2035`E KADAR KÖMÜR HAKİMİYETİ

Bununla beraber, yirmi birinci yüzyılla birlikte Dünya kömür üretim ve tüketiminde bir patlama yaşanmakta olduğunu ve pek çok uluslararası kuruluş tarafından yapılan araştırmalarda enerji kaynakları içerisinde kömürün payının en az 2035 yılına kadar fazla değişmeyeceği, hidrolik dışındaki yenilenebilir kaynakların payının ise 2035 yılında dahi yüzde 3 düzeyini geçemeyeceği yönünde tahminler bulunduğunu hatırlatmakta yarar görürüm.

Kömür, yaklaşık iki asırlık bir süredir, dünyanın en temel enerji kaynaklarından biri olma özelliğini sürdürmekte. Bu süreçte, pek çok yeni enerji kaynağı da ortaya çıkmış olmasına ve son yıllarda özellikle çevreye olan etkileri nedeniyle yoğun şekilde tartışılmasına rağmen, insanoğlunun, kömür kullanımından kolay vazgeçemeyecek olması gerçeği açık bir şekilde karşımızda durmakta.
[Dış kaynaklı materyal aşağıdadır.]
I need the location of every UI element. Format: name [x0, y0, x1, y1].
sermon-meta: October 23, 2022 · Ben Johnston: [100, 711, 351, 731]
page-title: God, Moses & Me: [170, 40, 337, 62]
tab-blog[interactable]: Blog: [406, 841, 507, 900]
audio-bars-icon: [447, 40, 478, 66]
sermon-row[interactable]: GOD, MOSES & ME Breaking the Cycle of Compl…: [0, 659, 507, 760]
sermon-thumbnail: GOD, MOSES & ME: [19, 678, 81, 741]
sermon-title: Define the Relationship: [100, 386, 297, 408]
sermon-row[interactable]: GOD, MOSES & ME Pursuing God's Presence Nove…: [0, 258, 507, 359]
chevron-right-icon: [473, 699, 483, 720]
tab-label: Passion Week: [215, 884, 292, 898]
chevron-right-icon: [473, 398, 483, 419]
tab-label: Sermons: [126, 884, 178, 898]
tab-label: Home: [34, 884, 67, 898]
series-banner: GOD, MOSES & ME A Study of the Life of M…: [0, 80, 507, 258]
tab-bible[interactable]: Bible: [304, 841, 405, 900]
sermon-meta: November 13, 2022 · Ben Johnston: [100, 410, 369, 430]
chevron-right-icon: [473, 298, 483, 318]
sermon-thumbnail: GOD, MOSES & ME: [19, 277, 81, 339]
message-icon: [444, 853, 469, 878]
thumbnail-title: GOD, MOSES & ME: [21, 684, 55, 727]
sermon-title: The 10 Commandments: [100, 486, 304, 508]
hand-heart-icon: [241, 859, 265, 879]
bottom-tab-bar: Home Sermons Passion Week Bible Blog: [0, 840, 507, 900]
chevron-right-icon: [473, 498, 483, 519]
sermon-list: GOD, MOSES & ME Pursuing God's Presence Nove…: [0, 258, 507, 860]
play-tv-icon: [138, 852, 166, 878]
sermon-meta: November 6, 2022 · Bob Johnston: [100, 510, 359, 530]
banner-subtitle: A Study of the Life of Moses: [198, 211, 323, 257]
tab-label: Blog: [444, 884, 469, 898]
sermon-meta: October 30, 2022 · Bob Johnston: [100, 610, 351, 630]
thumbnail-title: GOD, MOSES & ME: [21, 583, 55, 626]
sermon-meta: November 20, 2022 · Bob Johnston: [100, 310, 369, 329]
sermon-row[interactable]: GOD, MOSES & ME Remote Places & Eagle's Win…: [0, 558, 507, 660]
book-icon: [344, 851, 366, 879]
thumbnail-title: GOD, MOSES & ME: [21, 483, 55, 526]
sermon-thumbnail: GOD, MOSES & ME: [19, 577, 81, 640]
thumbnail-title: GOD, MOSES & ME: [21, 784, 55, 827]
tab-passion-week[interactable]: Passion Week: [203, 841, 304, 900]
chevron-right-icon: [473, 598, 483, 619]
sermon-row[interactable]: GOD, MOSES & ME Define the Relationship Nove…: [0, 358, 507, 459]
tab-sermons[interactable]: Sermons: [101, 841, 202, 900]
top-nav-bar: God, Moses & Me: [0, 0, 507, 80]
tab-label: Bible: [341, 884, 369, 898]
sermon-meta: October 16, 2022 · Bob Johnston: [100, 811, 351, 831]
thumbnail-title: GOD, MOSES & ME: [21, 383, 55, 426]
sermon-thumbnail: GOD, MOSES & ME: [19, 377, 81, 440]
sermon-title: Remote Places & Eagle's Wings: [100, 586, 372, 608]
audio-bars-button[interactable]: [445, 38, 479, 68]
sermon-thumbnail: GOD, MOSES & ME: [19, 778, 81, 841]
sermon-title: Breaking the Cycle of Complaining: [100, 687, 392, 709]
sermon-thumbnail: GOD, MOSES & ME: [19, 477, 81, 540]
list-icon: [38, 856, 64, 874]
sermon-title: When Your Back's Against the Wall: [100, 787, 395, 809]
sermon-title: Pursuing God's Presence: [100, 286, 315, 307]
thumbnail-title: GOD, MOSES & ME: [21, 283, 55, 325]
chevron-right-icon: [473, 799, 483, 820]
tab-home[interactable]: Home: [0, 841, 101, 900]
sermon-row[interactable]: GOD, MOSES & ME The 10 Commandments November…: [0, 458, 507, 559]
KÖMÜR VARKEN YENİLENEBİLİRİN ŞANSI?

Kömür rezervlerine sahip ülkelerin bu rezervlerini sonuna kadar kullanmaya kararlı oldukları bir dünyada, Türkiye’nin kendi kömür rezervlerini görmezden gelerek, enerji dengesini bugün itibariyle maliyetleri çok daha yüksek olan yenilenebilir kaynaklara bağlamasının ne kadar gerçekçi olacağı hususunu da okuyucunun takdirlerine bırakıyorum.

BİLİMSEL VERİLER IŞIĞINDA YEREL HALKIN KARARI

Elbette, öncelik insan yaşamı olmalı. Zonguldak’ta da ya da dünyanın herhangi bir başka köşesinde; insan sağlığına zarar verebilecek her türlü ekonomik faaliyete karşı çıkılmalı. Dolayısıyla, bu konudaki duyarlılıklarını barışçıl eylemlerle kamuoyuna duyurmaya çalışan insanlara saygı duymak ve onlara yapılan ve yaralamaya varan fiziksel müdahaleleri, sözlü tehditleri şiddetle kınamak gerekir. 

Bununla beraber, en fazla bu iki şehrin insanını yakından etkileyecek olan ekonomik kararların, bilimsel veriler temelinde ve oralardaki insanların onayını alarak verilmesi en doğrusu olacaktır.